En ouverture de séance, une minute de silence a été observée en mémoire des victimes de l’explosion du dépôt de carburant et du drame survenu au stade régional, dans un contexte marqué par le deuil et l’émotion au sein de la préfecture.
Abordant ensuite le fond des échanges, le préfet a relayé les conclusions de la mission ministérielle effectuée le mois dernier à Siguiri. Selon lui, cette visite a permis de mieux appréhender les réalités administratives locales, notamment à travers les exposés du secrétaire général de la préfecture et d’autres cadres.
Dans un diagnostic sans concession, Seny Silver Camara a distingué plusieurs catégories de gestionnaires locaux :
• ceux qui rendent régulièrement compte de leur gestion à la population ;
• ceux soupçonnés de pratiques de corruption ;
• ceux qui s’abstiennent de toute reddition de comptes ;
• et enfin, ceux qui auraient marginalisé leurs conseillers afin de gérer seuls les ressources, sur fond de présomptions de détournement de fonds publics.
Se référant aux instructions reçues de sa hiérarchie, le préfet a annoncé son intention de relever de leurs fonctions et de traduire devant les instances compétentes tout responsable reconnu dans ces manquements.
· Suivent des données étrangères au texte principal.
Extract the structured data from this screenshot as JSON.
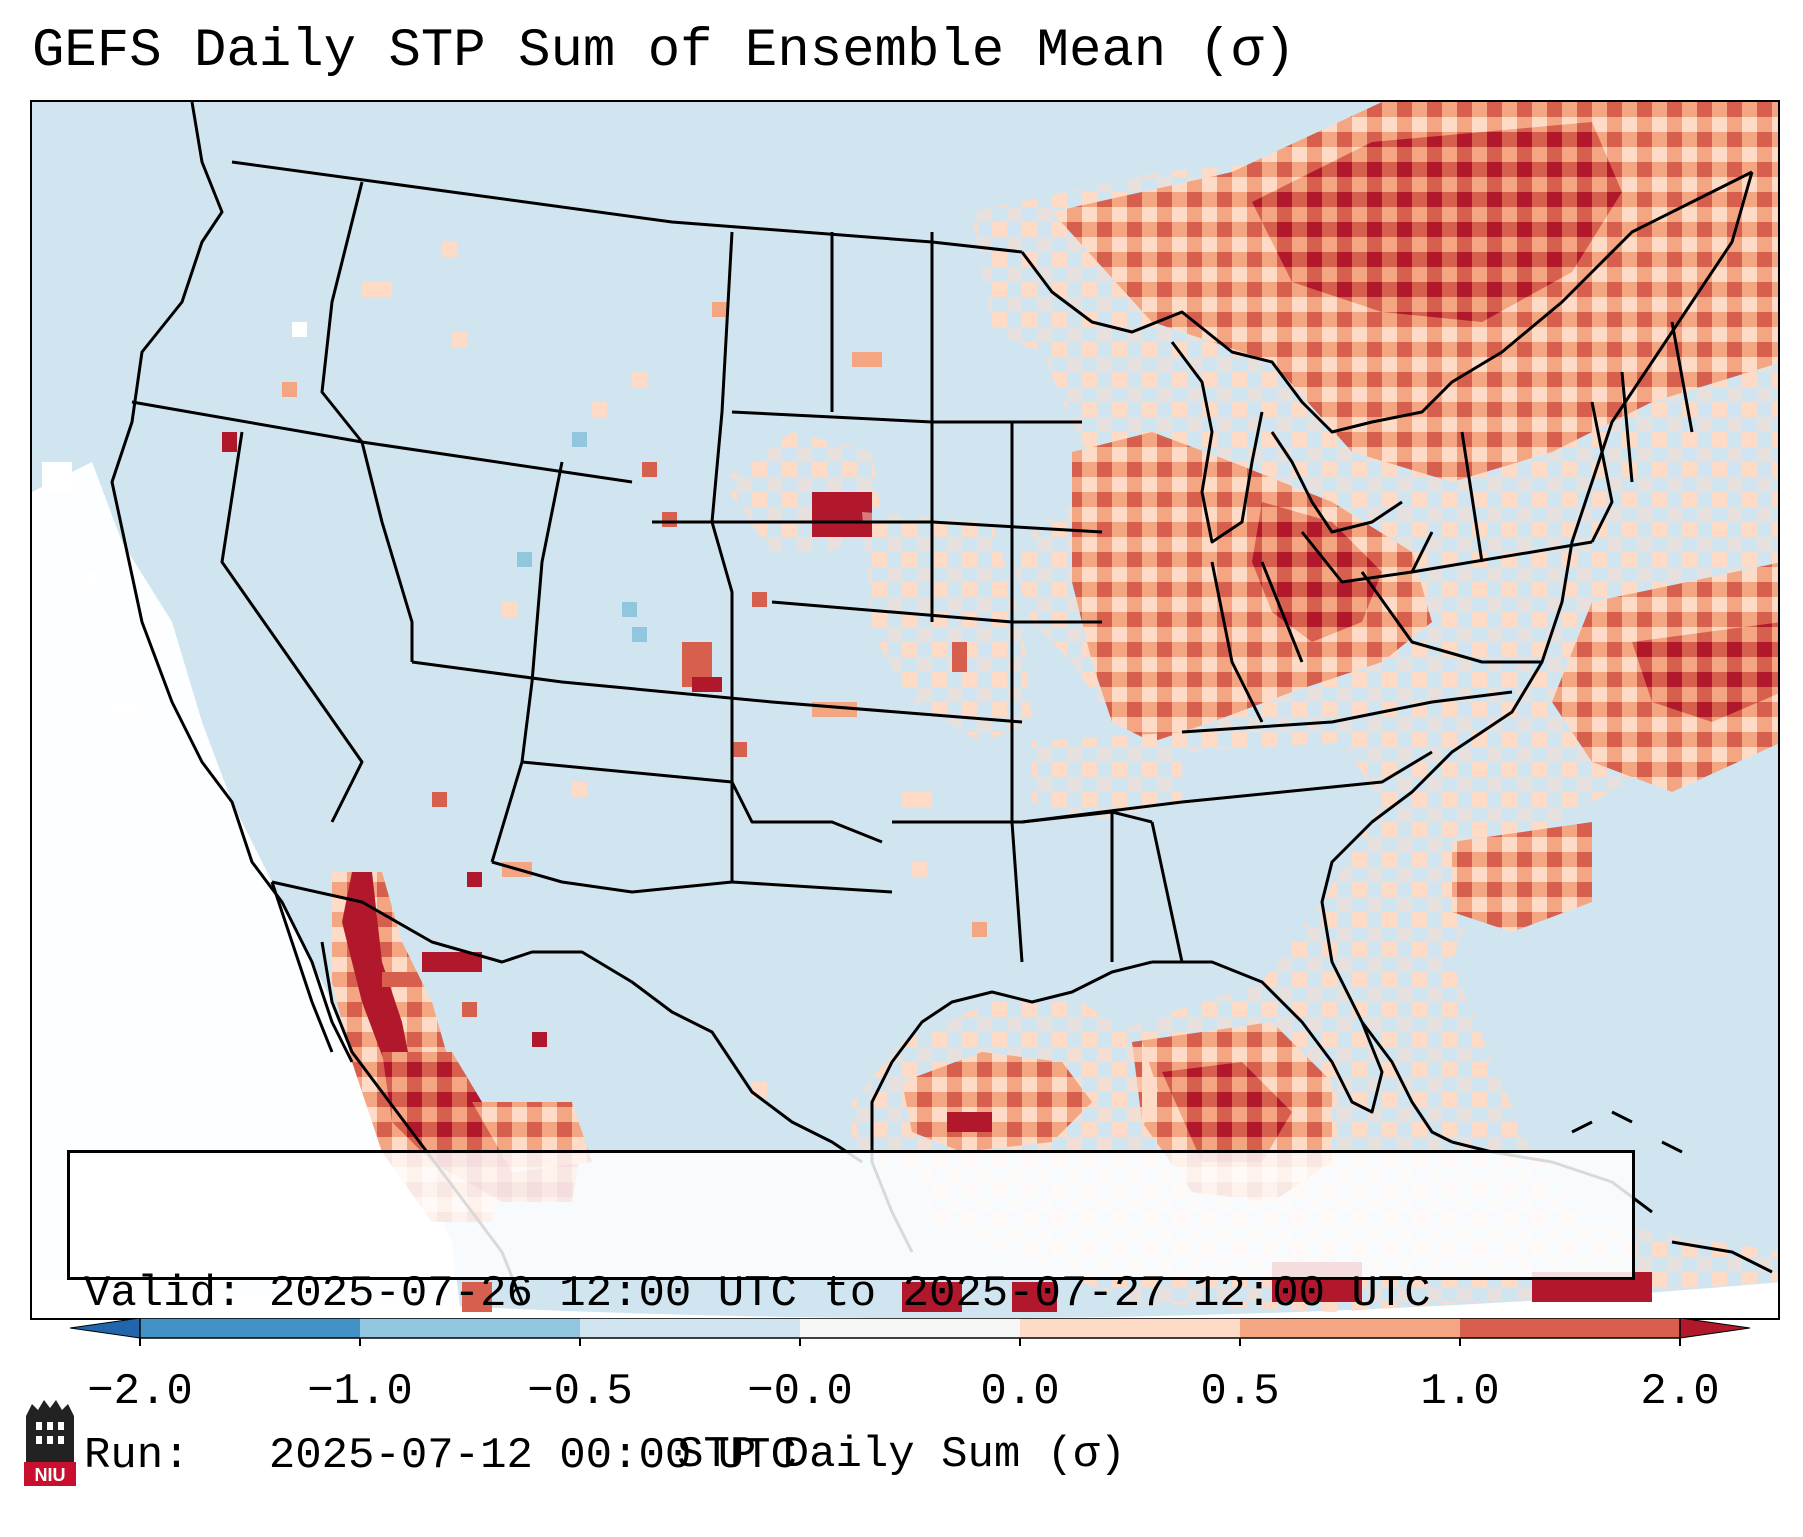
{
  "title": "GEFS Daily STP Sum of Ensemble Mean (σ)",
  "info": {
    "valid_line": "Valid: 2025-07-26 12:00 UTC to 2025-07-27 12:00 UTC",
    "run_line": "Run:   2025-07-12 00:00 UTC"
  },
  "colorbar": {
    "label": "STP Daily Sum (σ)",
    "ticks": [
      "−2.0",
      "−1.0",
      "−0.5",
      "−0.0",
      "0.0",
      "0.5",
      "1.0",
      "2.0"
    ],
    "bins": [
      {
        "from": -2.0,
        "to": -1.0,
        "color": "#4292c6"
      },
      {
        "from": -1.0,
        "to": -0.5,
        "color": "#92c5de"
      },
      {
        "from": -0.5,
        "to": -0.0,
        "color": "#d1e5f0"
      },
      {
        "from": -0.0,
        "to": 0.0,
        "color": "#f7f7f7"
      },
      {
        "from": 0.0,
        "to": 0.5,
        "color": "#fddbc7"
      },
      {
        "from": 0.5,
        "to": 1.0,
        "color": "#f4a582"
      },
      {
        "from": 1.0,
        "to": 2.0,
        "color": "#d6604d"
      }
    ],
    "under_color": "#2166ac",
    "over_color": "#b2182b"
  },
  "colors": {
    "ocean": "#d1e5f0",
    "light_pos": "#fddbc7",
    "mid_pos": "#f4a582",
    "high_pos": "#d6604d",
    "max_pos": "#b2182b",
    "neg": "#92c5de"
  },
  "logo": {
    "text": "NIU"
  }
}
Il a invité les concernés à se conformer sans délai aux exigences de transparence et de bonne gouvernance.
L’autorité préfectorale a également dénoncé le refus de collaboration de certains présidents de délégations spéciales et de district, accusés d’entretenir une distance avec les citoyens et les sous-préfets, au détriment de la transparence administrative.
Rappelant que la mission première des élus et responsables locaux est de servir les populations, le préfet a averti que toute tentative d’opacité ou de gestion unilatérale des ressources publiques s’exposerait à des sanctions.
À travers cette prise de position, l’administration préfectorale affiche sa volonté d’instaurer une gouvernance fondée sur la reddition des comptes, l’éthique et la responsabilité. Les responsables locaux sont désormais appelés à se conformer strictement aux règles de gestion publique, sous peine de mesures disciplinaires annoncées sans ambiguïté.